El Gobierno busca modificar por ley el financiamiento universitario para evitar el frente judicial
-
El Ejecutivo envió al Congreso un proyecto para reformar la Ley de Financiamiento Universitario, buscando evitar fallos judiciales adversos y licuar la deuda con el sector.
-
La iniciativa ignora la pérdida salarial de 2024, propone un alza del 12,3% para 2025 en tres tramos y elimina la actualización mensual por inflación exigida por los gremios.
-
Rectores y gremios rechazan el proyecto por profundizar la crisis del poder adquisitivo. Se prevé un aumento de la tensión política y posibles nuevas movilizaciones estudiantiles.
Protesta universitaria. / INSTAGRAM
En una maniobra que busca desactivar los fallos judiciales adversos y licuar la deuda con el sistema educativo, el Poder Ejecutivo envió al Congreso un proyecto para reformar la Ley de Financiamiento Universitario. La iniciativa no busca derogar la norma votada por dos tercios de ambas cámaras, sino reescribir sus artículos clave, al ignorar la pérdida salarial de 2024 y postergar la actualización de gastos de funcionamiento hasta 2026.
El eje del conflicto radica en la "letra chica" salarial.
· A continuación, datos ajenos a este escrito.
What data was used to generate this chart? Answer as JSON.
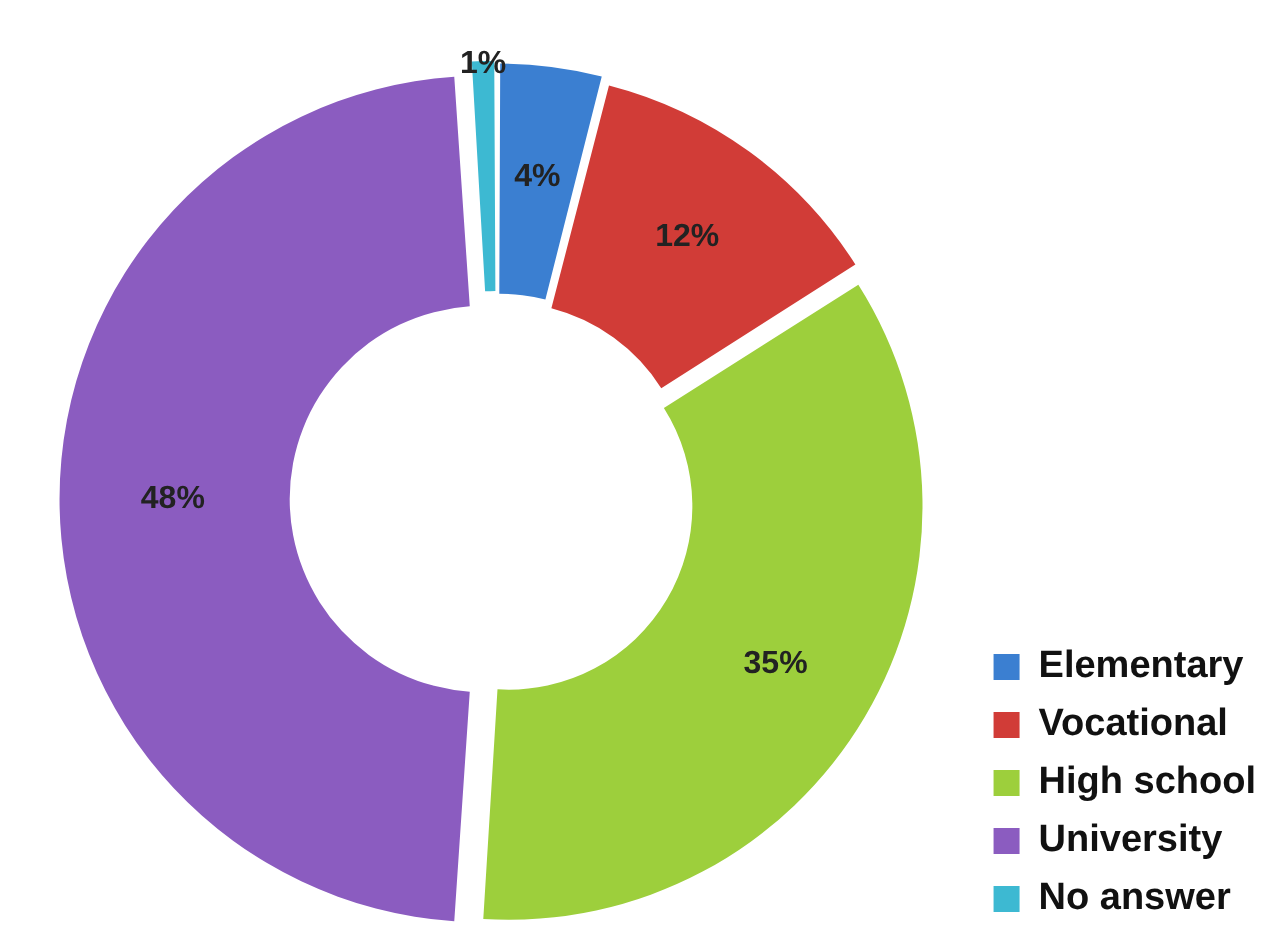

Mientras la ley vigente (27.795) obliga al Estado a recomponer los sueldos según el IPC acumulado desde diciembre de 2023, el nuevo texto oficial hace "borrón y cuenta nueva" con el año pasado. Para 2025, el Gobierno solo propone un aumento del 12,3% en tres tramos (marzo, julio y septiembre), eliminando la cláusula de actualización mensual por inflación que exigían los gremios.
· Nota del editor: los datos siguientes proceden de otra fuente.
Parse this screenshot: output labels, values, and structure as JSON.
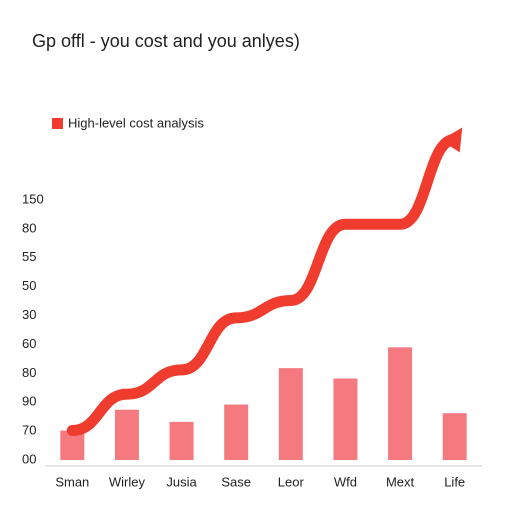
{
  "chart_data": {
    "type": "bar",
    "title": "Gp offl - you cost and you anlyes)",
    "y_labels": [
      "150",
      "80",
      "55",
      "50",
      "30",
      "60",
      "80",
      "90",
      "70",
      "00"
    ],
    "ylim": [
      0,
      150
    ],
    "categories": [
      "Sman",
      "Wirley",
      "Jusia",
      "Sase",
      "Leor",
      "Wfd",
      "Mext",
      "Life"
    ],
    "values": [
      17,
      29,
      22,
      32,
      53,
      47,
      65,
      27
    ],
    "color": "#f47a80",
    "series": [
      {
        "name": "High-level cost analysis",
        "type": "line",
        "color": "#f03c2e",
        "values": [
          17,
          38,
          52,
          82,
          92,
          136,
          136,
          185
        ]
      }
    ]
  }
}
El nuevo proyecto también habla de una paritaria trimestral, pero no se menciona el compromiso del aumento mensual por inflación. En relación a los gastos de funcionamiento de las universidades nacionales, la ley votada habla de una corrección por lo perdido en 2024 y 2025.
La estrategia de la Casa Rosada es clara: ganar tiempo. Tras meses de recusar al juez Martín Cormick para frenar el cumplimiento de la ley original, el Ejecutivo intenta ahora que el nuevo Congreso convalide un esquema mucho más austero.
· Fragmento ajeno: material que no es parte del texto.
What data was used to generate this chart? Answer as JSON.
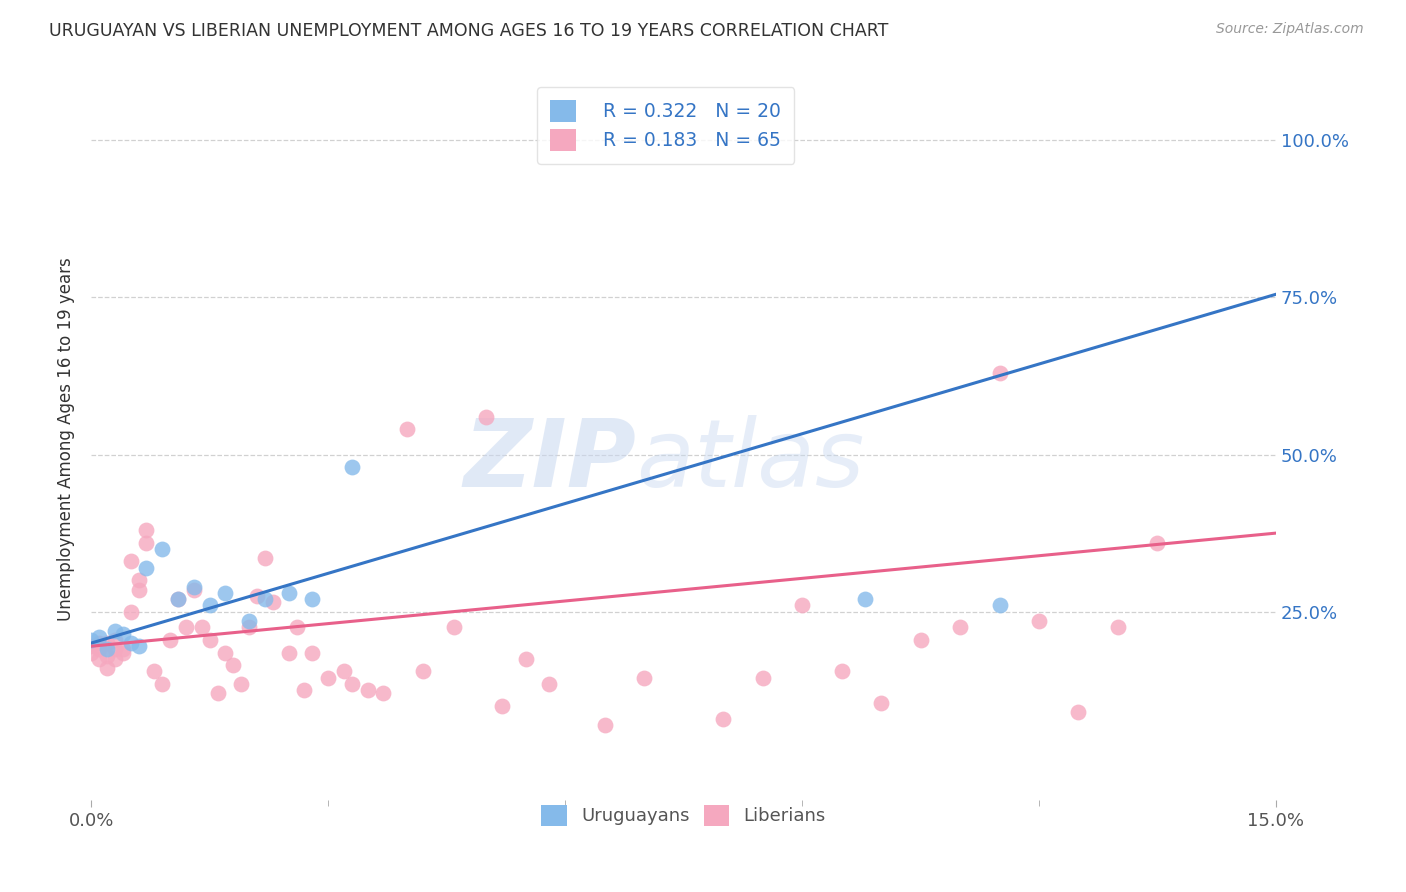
{
  "title": "URUGUAYAN VS LIBERIAN UNEMPLOYMENT AMONG AGES 16 TO 19 YEARS CORRELATION CHART",
  "source": "Source: ZipAtlas.com",
  "ylabel": "Unemployment Among Ages 16 to 19 years",
  "xlim": [
    0.0,
    0.15
  ],
  "ylim": [
    -0.05,
    1.1
  ],
  "xtick_positions": [
    0.0,
    0.15
  ],
  "xtick_labels": [
    "0.0%",
    "15.0%"
  ],
  "ytick_positions": [
    0.0,
    0.25,
    0.5,
    0.75,
    1.0
  ],
  "ytick_labels": [
    "",
    "25.0%",
    "50.0%",
    "75.0%",
    "100.0%"
  ],
  "uruguayan_r": 0.322,
  "uruguayan_n": 20,
  "liberian_r": 0.183,
  "liberian_n": 65,
  "uruguayan_color": "#85baea",
  "liberian_color": "#f5a8bf",
  "uruguayan_line_color": "#3575c5",
  "liberian_line_color": "#e8608a",
  "uruguayan_line": [
    [
      0.0,
      0.2
    ],
    [
      0.15,
      0.755
    ]
  ],
  "liberian_line": [
    [
      0.0,
      0.195
    ],
    [
      0.15,
      0.375
    ]
  ],
  "uruguayan_x": [
    0.0,
    0.001,
    0.002,
    0.003,
    0.004,
    0.005,
    0.006,
    0.007,
    0.009,
    0.011,
    0.013,
    0.015,
    0.017,
    0.02,
    0.022,
    0.025,
    0.028,
    0.033,
    0.098,
    0.115
  ],
  "uruguayan_y": [
    0.205,
    0.21,
    0.19,
    0.22,
    0.215,
    0.2,
    0.195,
    0.32,
    0.35,
    0.27,
    0.29,
    0.26,
    0.28,
    0.235,
    0.27,
    0.28,
    0.27,
    0.48,
    0.27,
    0.26
  ],
  "liberian_x": [
    0.0,
    0.0,
    0.001,
    0.001,
    0.001,
    0.002,
    0.002,
    0.002,
    0.003,
    0.003,
    0.003,
    0.004,
    0.004,
    0.005,
    0.005,
    0.006,
    0.006,
    0.007,
    0.007,
    0.008,
    0.009,
    0.01,
    0.011,
    0.012,
    0.013,
    0.014,
    0.015,
    0.016,
    0.017,
    0.018,
    0.019,
    0.02,
    0.021,
    0.022,
    0.023,
    0.025,
    0.026,
    0.027,
    0.028,
    0.03,
    0.032,
    0.033,
    0.035,
    0.037,
    0.04,
    0.042,
    0.046,
    0.05,
    0.052,
    0.055,
    0.058,
    0.065,
    0.07,
    0.08,
    0.085,
    0.09,
    0.095,
    0.1,
    0.105,
    0.11,
    0.115,
    0.12,
    0.125,
    0.13,
    0.135
  ],
  "liberian_y": [
    0.195,
    0.185,
    0.2,
    0.175,
    0.19,
    0.18,
    0.16,
    0.2,
    0.175,
    0.19,
    0.205,
    0.185,
    0.19,
    0.33,
    0.25,
    0.285,
    0.3,
    0.36,
    0.38,
    0.155,
    0.135,
    0.205,
    0.27,
    0.225,
    0.285,
    0.225,
    0.205,
    0.12,
    0.185,
    0.165,
    0.135,
    0.225,
    0.275,
    0.335,
    0.265,
    0.185,
    0.225,
    0.125,
    0.185,
    0.145,
    0.155,
    0.135,
    0.125,
    0.12,
    0.54,
    0.155,
    0.225,
    0.56,
    0.1,
    0.175,
    0.135,
    0.07,
    0.145,
    0.08,
    0.145,
    0.26,
    0.155,
    0.105,
    0.205,
    0.225,
    0.63,
    0.235,
    0.09,
    0.225,
    0.36
  ],
  "watermark_text": "ZIP",
  "watermark_text2": "atlas",
  "background_color": "#ffffff",
  "grid_color": "#cccccc",
  "marker_size": 130
}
Como "moneda de cambio", el proyecto incluyó un refuerzo de $80.000 millones para hospitales universitarios y la eliminación del lenguaje inclusivo en el texto normativo, un gesto simbólico hacia su base electoral.
Sin embargo, la comunidad educativa ya adelantó su rechazo: rectores, gremios y estudiantes denuncian que la propuesta "rompe el espíritu democrático" y profundiza la pérdida del poder adquisitivo.